# Tri_Tip



## Toby Keil (Jul 7, 2008)

Didn’t spend much time at home this weekend as we had party’s to attend so not much cooking for me. I did however have some time on Thursday to grill up a Tri-Tip, some diced potatoes wrapped in foil along with some fresh squash my neighbor gave me from her garden. Below are a few pictures for your viewing pleasure and I hope everyone had a happy and safe 4th. (Forgot to mention that I grilled the Tri on charcoal and did the taters ans squash on the gasser)


----------



## Helen_Paradise (Jul 7, 2008)

YUMMY! Perfecto!


----------



## Tannehill Kid (Jul 7, 2008)

LOOKS LIKE SOME GOOD EATS


----------



## Captain Morgan (Jul 7, 2008)

that's my favorite way to eat squash, and so easy!


----------



## Puff1 (Jul 7, 2008)

Looks great Toby.
Nice crust!


----------



## Griff (Jul 7, 2008)

You've got tri-tip down, Toby.


----------



## Unity (Jul 7, 2008)

Helen_Paradise said:
			
		

> YUMMY! Perfecto!


+1

--John
(Helen, the Lompoc/Santa Maria ambassador, knows tri-tip.)


----------



## 007bond-jb (Jul 8, 2008)

YummO nice finish


----------



## Kloset BBQR (Jul 8, 2008)

007bond-jb said:
			
		

> *YummO *nice finish



Looks great Toby! 

JB, you've been watching too much Rachel Ray, I think!


----------



## Cliff H. (Jul 9, 2008)

Looks good.


----------



## john a (Jul 9, 2008)

Excellent


----------



## Tannehill Kid (Jul 9, 2008)

What do yall put on squash when grilling it.  Oil ,seasonigs,
 ect.


----------



## Captain Morgan (Jul 9, 2008)

I slice and throw em in a bag with italian dressing, but 
a Big GQ says to cook em and then throw em in a bowl
with italian, says it soaks up the dressing..gonna try that
next time.


----------



## Toby Keil (Jul 9, 2008)

I have done the Italian dressing in a bag trick and it tastes great. This time I just placed the squash in a pan then slathered the with some EVOO and a little S&P then on the grill they went. Sooooo simple and so tasty.


----------



## Captain Morgan (Jul 9, 2008)

yep toby, all it takes is a little oil and whatever herbage and spices you wish.  I like a lot of char on mine.


----------



## Toby Keil (Jul 9, 2008)

Hey Cappy, you ever grilled eggplant? It's been a long time for me and it came out mushy, maybe I'll try again with a little more heat. Also, got any other veggie ideas for grillin?


----------



## Unity (Jul 9, 2008)

Toby keil said:
			
		

> Hey Cappy, you ever grilled eggplant? It's been a long time for me and it came out mushy, maybe I'll try again with a little more heat. Also, got any other veggie ideas for grillin?

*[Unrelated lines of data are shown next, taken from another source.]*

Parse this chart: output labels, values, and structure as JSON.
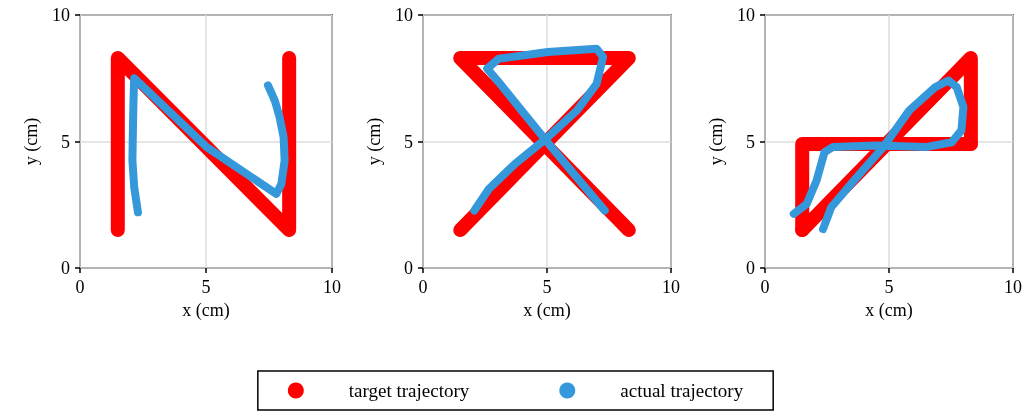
{
  "chart_data": [
    {
      "type": "line",
      "xlabel": "x (cm)",
      "ylabel": "y (cm)",
      "xlim": [
        0,
        10
      ],
      "ylim": [
        0,
        10
      ],
      "xticks": [
        0,
        5,
        10
      ],
      "yticks": [
        0,
        5,
        10
      ],
      "grid": true,
      "legend": "bottom",
      "series": [
        {
          "name": "target trajectory",
          "color": "#ff0000",
          "x": [
            1.5,
            1.5,
            8.3,
            8.3
          ],
          "values": [
            1.5,
            8.3,
            1.5,
            8.3
          ]
        },
        {
          "name": "actual trajectory",
          "color": "#3498db",
          "x": [
            2.3,
            2.15,
            2.08,
            2.1,
            2.12,
            2.15,
            5.03,
            7.79,
            7.99,
            8.12,
            8.08,
            7.92,
            7.73,
            7.46
          ],
          "values": [
            2.2,
            3.2,
            4.25,
            5.5,
            6.5,
            7.5,
            4.78,
            2.93,
            3.32,
            4.25,
            5.17,
            5.96,
            6.62,
            7.22
          ]
        }
      ]
    },
    {
      "type": "line",
      "xlabel": "x (cm)",
      "ylabel": "y (cm)",
      "xlim": [
        0,
        10
      ],
      "ylim": [
        0,
        10
      ],
      "xticks": [
        0,
        5,
        10
      ],
      "yticks": [
        0,
        5,
        10
      ],
      "grid": true,
      "series": [
        {
          "color": "#ff0000",
          "x": [
            1.5,
            8.3,
            1.5,
            8.3
          ],
          "values": [
            1.5,
            8.3,
            8.3,
            1.5
          ]
        },
        {
          "color": "#3498db",
          "x": [
            2.07,
            2.66,
            3.71,
            4.96,
            6.21,
            7.0,
            7.26,
            7.0,
            5.03,
            3.05,
            2.59,
            3.05,
            3.97,
            4.96,
            6.08,
            7.33
          ],
          "values": [
            2.27,
            3.13,
            4.12,
            5.11,
            6.23,
            7.28,
            8.34,
            8.67,
            8.54,
            8.27,
            7.88,
            7.35,
            6.23,
            5.04,
            3.72,
            2.27
          ]
        }
      ]
    },
    {
      "type": "line",
      "xlabel": "x (cm)",
      "ylabel": "y (cm)",
      "xlim": [
        0,
        10
      ],
      "ylim": [
        0,
        10
      ],
      "xticks": [
        0,
        5,
        10
      ],
      "yticks": [
        0,
        5,
        10
      ],
      "grid": true,
      "series": [
        {
          "color": "#ff0000",
          "x": [
            1.5,
            8.3,
            8.3
          ],
          "values": [
            1.5,
            8.3,
            4.9
          ]
        },
        {
          "color": "#ff0000",
          "x": [
            8.3,
            1.5,
            1.5
          ],
          "values": [
            4.9,
            4.9,
            1.5
          ]
        },
        {
          "color": "#3498db",
          "x": [
            1.16,
            1.68,
            2.08,
            2.4,
            2.73,
            4.51,
            6.48,
            7.53,
            7.92,
            8.0,
            7.73,
            7.4,
            6.87,
            5.82,
            4.77,
            3.59,
            2.67,
            2.34
          ],
          "values": [
            2.14,
            2.53,
            3.46,
            4.58,
            4.78,
            4.84,
            4.78,
            4.97,
            5.44,
            6.36,
            7.15,
            7.41,
            7.15,
            6.23,
            4.78,
            3.46,
            2.4,
            1.54
          ]
        }
      ]
    }
  ]
}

Don't forget Larry Wolfe.  He's my usual go-to veggie-grillin' guy. His photos have shown me lots of things to try, and it turns out they're good!

--John
(Veggies sprinkled with WR and done just to done. Mmmm.)


----------



## Toby Keil (Jul 9, 2008)

Larry who?  :P


----------



## Captain Morgan (Jul 9, 2008)

I've done it, just not a big eggplant fan.  Other than
onions and sweet potatos, I pretty much keep vegetables off
the grill.  Sometimes corn on the cob.

For an amazing flavor, look up Finney's fire roasted gazpacho
recipe....it uses charred veggies that give an incredible flavor.
In fact, we got a first place AB with it.


----------



## Green Hornet (Jul 12, 2008)

Man-o-man does that look like the perfect meal!
We love tri tip! :P


----------



## BchrisL (Jul 12, 2008)

Oh Yea! nothing better!


----------